PENAJAM – Pemerintah Kabupaten Penajam Paser Utara (PPU) tengah merancang skema pinjaman lunak bagi pelaku Usaha Mikro, Kecil, dan Menengah (UMKM) tanpa memerlukan jaminan.
Program ini diharapkan dapat membantu UMKM berkembang dan menghadapi tantangan ekonomi yang semakin kompetitif, terutama dengan kehadiran Ibu Kota Nusantara (IKN) di wilayah sekitar.
Bupati PPU, Mudyat Noor, mengatakan bahwa program ini telah masuk dalam Anggaran Pendapatan dan Belanja Daerah (APBD) Perubahan 2025 dan akan mulai direalisasikan pada 2026 mendatang.
“Kami ingin memastikan UMKM di PPU tetap bisa berkembang dan beradaptasi dengan perubahan ekonomi. Karena itu, skema pinjaman ini dirancang tanpa jaminan agar lebih mudah diakses oleh pelaku usaha,” ujar Mudyat, Selasa (18/3/2025).
Untuk memperlancar proses penyaluran dana, Pemkab PPU akan bekerja sama dengan Bankaltimtara.

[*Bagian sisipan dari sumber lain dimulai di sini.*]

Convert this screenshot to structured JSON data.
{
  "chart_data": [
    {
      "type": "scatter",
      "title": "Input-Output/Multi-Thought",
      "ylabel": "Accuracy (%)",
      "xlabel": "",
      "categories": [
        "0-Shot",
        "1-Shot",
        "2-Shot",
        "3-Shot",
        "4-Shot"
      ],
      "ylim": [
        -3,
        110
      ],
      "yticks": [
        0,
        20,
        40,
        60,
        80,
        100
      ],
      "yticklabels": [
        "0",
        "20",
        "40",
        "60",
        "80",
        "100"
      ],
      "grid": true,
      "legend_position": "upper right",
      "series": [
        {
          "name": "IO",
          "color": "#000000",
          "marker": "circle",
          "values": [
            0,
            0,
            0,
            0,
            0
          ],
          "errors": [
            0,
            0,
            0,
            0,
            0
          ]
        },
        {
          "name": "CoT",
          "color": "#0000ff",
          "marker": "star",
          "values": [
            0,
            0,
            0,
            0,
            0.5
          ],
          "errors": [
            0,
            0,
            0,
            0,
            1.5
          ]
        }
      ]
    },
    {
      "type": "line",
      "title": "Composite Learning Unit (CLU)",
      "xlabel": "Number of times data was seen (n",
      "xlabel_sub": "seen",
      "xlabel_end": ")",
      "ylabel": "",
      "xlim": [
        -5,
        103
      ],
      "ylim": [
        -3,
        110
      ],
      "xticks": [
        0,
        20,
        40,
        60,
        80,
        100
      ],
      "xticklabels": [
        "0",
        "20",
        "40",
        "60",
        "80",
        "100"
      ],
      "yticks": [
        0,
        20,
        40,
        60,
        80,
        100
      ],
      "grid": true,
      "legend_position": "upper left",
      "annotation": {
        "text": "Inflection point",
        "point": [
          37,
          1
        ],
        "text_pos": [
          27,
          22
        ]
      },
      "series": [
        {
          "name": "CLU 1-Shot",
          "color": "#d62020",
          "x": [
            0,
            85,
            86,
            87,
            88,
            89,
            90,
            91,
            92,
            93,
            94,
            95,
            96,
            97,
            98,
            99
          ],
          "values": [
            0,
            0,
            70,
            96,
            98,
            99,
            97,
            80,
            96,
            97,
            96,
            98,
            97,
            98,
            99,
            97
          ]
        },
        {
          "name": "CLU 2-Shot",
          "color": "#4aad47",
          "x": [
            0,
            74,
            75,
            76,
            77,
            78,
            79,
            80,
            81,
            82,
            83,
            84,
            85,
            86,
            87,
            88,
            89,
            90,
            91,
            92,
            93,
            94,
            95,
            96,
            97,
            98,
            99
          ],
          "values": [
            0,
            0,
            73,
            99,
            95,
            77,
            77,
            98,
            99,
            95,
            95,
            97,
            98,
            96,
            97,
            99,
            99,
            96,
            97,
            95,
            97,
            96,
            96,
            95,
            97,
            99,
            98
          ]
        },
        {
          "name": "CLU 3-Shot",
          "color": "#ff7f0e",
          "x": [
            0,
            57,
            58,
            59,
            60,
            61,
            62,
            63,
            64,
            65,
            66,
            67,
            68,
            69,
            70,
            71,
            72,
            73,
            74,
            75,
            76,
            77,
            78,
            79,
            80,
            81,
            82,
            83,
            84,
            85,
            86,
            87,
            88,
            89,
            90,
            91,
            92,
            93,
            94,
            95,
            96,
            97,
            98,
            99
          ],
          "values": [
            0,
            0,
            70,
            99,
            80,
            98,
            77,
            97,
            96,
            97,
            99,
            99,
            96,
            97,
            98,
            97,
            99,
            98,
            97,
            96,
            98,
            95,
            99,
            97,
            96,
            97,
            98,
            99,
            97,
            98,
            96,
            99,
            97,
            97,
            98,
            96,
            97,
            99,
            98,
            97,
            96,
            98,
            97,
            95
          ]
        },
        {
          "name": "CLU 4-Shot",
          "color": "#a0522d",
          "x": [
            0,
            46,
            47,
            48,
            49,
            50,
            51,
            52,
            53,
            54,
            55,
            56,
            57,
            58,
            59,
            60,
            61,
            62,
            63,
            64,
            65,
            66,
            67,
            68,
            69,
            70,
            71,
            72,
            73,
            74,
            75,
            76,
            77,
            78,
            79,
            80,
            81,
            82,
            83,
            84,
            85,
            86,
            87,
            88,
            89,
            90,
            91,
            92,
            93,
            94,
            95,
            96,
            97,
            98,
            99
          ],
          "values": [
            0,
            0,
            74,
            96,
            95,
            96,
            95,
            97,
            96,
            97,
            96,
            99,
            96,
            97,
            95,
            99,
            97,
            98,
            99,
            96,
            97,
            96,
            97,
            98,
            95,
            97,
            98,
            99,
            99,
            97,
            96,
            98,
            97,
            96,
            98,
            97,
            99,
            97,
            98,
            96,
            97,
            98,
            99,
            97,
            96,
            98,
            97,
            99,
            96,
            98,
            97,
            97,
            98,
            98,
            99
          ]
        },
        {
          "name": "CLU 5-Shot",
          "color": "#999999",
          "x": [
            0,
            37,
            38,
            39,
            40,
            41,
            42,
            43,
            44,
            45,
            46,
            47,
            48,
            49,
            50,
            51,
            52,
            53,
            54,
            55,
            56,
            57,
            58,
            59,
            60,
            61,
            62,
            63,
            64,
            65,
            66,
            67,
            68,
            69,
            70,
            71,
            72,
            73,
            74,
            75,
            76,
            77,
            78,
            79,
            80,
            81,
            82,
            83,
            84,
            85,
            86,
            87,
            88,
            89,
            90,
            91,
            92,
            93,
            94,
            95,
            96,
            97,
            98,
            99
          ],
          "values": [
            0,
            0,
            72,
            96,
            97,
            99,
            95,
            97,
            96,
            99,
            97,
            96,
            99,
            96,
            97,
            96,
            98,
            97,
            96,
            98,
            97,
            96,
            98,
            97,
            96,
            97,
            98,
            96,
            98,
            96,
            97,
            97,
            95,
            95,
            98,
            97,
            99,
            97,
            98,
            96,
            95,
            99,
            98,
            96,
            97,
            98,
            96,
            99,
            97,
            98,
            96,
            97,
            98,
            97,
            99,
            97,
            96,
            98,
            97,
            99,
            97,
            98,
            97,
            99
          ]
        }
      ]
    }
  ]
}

Bank daerah ini akan menjadi mitra strategis dalam menyalurkan pinjaman kepada UMKM yang memenuhi persyaratan.
“Kami sedang menyiapkan kerja sama dengan Bankaltimtara agar mekanisme pencairan dana bisa berjalan lebih cepat dan efektif,” kata Mudyat.
Selain memberikan kemudahan dalam mendapatkan modal usaha, program ini juga bertujuan untuk memperkuat daya saing UMKM lokal di tengah perkembangan pesat kawasan sekitar IKN. Pemerintah daerah berharap pelaku usaha di PPU tidak hanya bertahan, tetapi juga mampu memanfaatkan peluang ekonomi yang muncul.
“Dengan adanya IKN, persaingan bisnis akan semakin ketat. Kami ingin UMKM di PPU tetap eksis dan bahkan bisa berkembang lebih besar dengan dukungan permodalan dari pemerintah,” jelasnya.
Saat ini, Pemkab PPU mencatat sekitar 16.000 pelaku UMKM di wilayahnya telah memiliki Nomor Induk Berusaha (NIB). NIB akan menjadi salah satu syarat utama bagi pelaku usaha yang ingin mengakses dana bergulir ini.
Pemerintah berharap dengan adanya program ini, sektor UMKM di PPU dapat semakin maju, membuka lebih banyak lapangan pekerjaan, dan berkontribusi pada pertumbuhan ekonomi daerah. (Adv/Zu)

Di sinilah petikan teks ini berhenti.